On Friday, President Trump signed an executive order seeking a review of an Obama-era rule that would have forced financial professionals to act in customers’ best interest when giving them advice about their retirement accounts.

The so-called fiduciary rule has been the subject of years of intense debate and industry lobbying and was set to take effect in April. But the rule is likely to disappear, given that Gary Cohn, the former Goldman Sachs executive who is now the director of the National Economic Council, told The Wall Street Journal that he wanted it gone.

Wait, what? My investment professional doesn’t have to act in my best interests already?

Not necessarily. The technical terminology gets confusing, but a financial planner or investment adviser in a stand-alone firm may be required to act in your best interest or may pledge to in all instances. But some stockbrokers and many people who sell life insurance, annuities and other more esoteric investment products merely have to follow what’s known as the “suitability” standard.
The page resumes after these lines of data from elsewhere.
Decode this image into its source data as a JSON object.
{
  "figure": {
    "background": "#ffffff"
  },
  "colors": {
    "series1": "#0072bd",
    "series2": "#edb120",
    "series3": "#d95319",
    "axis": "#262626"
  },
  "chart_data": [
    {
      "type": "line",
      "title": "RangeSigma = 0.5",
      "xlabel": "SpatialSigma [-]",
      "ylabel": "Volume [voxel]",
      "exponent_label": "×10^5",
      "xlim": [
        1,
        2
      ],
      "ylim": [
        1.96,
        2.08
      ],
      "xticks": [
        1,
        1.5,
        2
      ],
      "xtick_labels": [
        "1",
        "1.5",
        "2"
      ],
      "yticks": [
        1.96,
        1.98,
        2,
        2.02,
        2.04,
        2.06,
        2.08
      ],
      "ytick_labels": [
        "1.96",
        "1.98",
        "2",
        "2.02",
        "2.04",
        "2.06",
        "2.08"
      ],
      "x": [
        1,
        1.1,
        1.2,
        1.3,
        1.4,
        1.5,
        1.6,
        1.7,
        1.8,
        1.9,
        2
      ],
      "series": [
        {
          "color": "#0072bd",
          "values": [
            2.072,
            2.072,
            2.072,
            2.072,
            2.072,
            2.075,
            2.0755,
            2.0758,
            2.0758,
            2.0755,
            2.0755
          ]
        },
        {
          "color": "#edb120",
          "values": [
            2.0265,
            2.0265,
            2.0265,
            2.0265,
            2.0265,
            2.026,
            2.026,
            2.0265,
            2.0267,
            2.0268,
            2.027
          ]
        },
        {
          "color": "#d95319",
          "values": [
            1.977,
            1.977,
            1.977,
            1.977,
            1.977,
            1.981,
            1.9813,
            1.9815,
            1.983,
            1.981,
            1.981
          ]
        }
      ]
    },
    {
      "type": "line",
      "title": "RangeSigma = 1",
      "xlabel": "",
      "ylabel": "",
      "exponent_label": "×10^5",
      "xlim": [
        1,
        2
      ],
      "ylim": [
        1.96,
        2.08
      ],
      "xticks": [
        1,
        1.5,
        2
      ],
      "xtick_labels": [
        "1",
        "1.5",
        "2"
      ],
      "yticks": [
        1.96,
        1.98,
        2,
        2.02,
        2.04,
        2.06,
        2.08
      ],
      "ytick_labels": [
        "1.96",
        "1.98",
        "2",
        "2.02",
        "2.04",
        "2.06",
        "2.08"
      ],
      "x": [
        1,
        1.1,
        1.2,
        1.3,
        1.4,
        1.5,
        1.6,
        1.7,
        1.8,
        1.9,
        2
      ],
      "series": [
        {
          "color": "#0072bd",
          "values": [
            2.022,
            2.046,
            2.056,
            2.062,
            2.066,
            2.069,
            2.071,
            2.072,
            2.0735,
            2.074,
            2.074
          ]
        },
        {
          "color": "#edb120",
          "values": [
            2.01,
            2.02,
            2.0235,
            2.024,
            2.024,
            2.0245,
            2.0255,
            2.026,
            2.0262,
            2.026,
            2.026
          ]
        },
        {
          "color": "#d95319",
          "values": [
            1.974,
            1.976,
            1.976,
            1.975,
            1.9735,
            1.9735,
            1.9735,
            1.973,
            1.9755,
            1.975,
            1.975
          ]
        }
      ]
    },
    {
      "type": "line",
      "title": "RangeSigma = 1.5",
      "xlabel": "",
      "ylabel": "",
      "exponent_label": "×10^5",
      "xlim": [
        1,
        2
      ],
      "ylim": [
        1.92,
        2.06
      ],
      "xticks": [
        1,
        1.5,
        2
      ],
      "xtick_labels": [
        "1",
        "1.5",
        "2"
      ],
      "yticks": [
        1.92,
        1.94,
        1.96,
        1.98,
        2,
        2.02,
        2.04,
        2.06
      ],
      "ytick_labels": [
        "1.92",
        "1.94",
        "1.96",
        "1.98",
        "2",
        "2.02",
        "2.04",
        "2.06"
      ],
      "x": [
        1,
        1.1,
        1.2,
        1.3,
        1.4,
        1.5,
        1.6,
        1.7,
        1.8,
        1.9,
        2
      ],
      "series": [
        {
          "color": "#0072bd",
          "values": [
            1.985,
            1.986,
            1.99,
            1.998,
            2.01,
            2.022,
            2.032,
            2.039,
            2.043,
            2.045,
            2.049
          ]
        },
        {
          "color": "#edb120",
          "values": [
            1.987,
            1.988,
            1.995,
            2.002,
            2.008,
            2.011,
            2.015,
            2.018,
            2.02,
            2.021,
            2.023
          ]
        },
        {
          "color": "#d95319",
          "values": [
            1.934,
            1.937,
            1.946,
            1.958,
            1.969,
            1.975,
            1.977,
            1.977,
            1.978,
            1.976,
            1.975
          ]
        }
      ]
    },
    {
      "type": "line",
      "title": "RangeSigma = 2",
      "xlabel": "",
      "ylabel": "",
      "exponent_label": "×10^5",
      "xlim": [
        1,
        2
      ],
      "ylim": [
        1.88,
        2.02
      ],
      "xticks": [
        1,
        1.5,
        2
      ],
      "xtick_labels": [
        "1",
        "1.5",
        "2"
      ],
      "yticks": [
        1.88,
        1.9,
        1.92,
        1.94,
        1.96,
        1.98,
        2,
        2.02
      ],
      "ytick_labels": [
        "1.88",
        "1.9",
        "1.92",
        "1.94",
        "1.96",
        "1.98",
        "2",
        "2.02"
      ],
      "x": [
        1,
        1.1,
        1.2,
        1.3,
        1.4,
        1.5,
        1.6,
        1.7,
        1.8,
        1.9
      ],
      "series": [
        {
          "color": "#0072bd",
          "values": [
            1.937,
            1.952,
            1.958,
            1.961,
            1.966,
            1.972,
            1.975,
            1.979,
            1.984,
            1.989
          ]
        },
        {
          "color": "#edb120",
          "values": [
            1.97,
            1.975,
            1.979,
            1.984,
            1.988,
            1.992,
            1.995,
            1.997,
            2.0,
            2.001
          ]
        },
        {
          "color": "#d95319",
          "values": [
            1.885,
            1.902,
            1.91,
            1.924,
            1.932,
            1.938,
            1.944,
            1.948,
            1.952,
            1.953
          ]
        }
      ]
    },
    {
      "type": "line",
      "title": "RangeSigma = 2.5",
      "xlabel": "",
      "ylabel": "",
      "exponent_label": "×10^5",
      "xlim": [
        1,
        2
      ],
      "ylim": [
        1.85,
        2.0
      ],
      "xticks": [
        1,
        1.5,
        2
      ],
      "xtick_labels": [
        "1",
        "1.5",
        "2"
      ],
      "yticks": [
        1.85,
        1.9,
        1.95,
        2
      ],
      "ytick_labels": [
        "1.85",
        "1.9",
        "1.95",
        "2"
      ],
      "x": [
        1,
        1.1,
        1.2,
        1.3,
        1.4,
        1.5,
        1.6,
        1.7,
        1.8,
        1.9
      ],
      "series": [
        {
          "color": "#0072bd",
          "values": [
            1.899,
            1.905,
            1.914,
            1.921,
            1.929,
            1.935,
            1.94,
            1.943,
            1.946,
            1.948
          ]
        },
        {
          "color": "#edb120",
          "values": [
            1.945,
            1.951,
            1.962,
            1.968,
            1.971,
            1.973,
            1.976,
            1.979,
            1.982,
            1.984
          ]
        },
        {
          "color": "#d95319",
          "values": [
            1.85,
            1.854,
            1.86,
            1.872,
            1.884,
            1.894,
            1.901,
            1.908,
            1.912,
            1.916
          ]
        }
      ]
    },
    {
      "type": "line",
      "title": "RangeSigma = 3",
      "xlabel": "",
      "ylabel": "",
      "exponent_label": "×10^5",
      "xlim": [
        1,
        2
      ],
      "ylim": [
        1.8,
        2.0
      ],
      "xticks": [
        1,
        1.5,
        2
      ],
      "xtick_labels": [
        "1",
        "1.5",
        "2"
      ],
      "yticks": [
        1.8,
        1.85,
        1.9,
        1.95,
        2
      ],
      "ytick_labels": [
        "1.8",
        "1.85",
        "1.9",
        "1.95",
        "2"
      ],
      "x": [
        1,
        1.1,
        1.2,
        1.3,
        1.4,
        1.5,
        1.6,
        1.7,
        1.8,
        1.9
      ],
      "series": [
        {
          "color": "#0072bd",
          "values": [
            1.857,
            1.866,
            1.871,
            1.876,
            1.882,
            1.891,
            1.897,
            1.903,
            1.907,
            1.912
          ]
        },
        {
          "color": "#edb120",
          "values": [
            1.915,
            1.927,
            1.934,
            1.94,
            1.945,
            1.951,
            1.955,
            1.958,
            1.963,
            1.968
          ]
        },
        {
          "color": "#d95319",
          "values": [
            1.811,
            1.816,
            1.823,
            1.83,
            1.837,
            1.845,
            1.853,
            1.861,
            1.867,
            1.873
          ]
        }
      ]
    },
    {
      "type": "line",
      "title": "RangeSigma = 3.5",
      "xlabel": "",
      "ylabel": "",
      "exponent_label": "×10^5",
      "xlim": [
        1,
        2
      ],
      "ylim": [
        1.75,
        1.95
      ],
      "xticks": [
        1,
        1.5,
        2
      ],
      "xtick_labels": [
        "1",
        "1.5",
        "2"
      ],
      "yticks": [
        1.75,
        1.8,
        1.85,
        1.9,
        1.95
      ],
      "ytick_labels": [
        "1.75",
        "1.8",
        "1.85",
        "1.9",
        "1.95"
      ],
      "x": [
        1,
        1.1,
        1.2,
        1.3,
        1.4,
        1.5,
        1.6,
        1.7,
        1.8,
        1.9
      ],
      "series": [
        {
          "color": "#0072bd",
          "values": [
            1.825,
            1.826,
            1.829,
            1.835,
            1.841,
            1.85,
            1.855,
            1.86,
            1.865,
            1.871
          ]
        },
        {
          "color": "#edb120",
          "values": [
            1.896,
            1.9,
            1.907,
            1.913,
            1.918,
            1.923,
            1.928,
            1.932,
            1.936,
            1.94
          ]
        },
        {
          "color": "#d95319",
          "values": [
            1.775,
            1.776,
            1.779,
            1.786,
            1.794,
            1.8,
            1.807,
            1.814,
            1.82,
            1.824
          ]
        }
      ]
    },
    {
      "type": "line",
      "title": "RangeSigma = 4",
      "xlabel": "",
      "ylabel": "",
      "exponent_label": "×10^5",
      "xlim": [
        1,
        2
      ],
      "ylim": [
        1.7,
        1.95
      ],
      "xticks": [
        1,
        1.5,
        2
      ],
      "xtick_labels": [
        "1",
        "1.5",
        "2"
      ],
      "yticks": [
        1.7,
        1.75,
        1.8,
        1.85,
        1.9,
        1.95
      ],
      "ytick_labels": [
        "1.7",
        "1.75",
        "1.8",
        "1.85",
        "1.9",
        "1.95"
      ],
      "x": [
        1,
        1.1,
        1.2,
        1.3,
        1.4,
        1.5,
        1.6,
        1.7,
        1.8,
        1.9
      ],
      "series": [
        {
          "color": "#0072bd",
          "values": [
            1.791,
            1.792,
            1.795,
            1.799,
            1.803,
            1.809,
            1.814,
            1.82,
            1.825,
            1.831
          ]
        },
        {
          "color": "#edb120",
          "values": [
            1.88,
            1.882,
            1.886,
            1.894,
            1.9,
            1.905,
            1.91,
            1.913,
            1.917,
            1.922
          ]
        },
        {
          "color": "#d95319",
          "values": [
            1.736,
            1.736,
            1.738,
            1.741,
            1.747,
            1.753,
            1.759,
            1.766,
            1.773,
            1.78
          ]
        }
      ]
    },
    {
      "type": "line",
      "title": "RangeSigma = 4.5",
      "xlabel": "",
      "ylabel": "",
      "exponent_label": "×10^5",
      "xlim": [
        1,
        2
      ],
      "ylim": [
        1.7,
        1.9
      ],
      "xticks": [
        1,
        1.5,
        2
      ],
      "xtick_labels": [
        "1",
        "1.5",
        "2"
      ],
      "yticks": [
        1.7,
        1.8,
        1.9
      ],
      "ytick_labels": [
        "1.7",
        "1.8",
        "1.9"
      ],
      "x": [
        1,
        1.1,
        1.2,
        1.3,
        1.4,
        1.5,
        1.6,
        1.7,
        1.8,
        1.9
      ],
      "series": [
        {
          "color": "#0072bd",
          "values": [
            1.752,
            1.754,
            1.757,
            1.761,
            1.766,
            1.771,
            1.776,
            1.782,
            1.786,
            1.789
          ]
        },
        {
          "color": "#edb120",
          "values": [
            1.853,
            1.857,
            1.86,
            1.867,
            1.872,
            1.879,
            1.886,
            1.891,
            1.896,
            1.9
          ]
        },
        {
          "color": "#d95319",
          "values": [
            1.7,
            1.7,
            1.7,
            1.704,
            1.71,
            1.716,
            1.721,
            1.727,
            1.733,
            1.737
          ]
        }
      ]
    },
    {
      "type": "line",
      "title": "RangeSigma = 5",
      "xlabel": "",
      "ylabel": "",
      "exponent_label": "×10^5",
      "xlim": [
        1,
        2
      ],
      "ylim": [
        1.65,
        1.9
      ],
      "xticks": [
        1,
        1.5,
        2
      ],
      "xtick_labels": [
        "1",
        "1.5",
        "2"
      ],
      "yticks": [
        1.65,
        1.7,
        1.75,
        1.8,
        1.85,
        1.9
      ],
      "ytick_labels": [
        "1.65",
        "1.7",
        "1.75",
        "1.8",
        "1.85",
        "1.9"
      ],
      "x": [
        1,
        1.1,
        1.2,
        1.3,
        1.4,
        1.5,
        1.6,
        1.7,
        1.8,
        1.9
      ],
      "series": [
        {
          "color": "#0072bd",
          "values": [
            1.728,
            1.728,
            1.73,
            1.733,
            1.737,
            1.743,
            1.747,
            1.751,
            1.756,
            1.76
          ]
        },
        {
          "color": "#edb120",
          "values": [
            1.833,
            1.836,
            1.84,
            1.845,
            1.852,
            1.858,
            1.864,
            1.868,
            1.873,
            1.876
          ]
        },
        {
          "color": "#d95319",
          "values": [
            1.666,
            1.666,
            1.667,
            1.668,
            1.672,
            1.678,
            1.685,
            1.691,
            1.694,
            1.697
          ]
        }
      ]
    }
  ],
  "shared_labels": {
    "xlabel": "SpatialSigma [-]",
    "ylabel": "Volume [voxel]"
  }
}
That leaves lots of room for shenanigans.

What was the Trump administration’s problem with the rule?

Apparently, freedom of choice was paramount, including the ability to invest your life savings in a way that is indisputably risky or even harmful. “This is like putting only health food on the menu, because unhealthy food tastes good. But you still shouldn’t eat it because you might die younger,” Mr. Cohn told The Journal.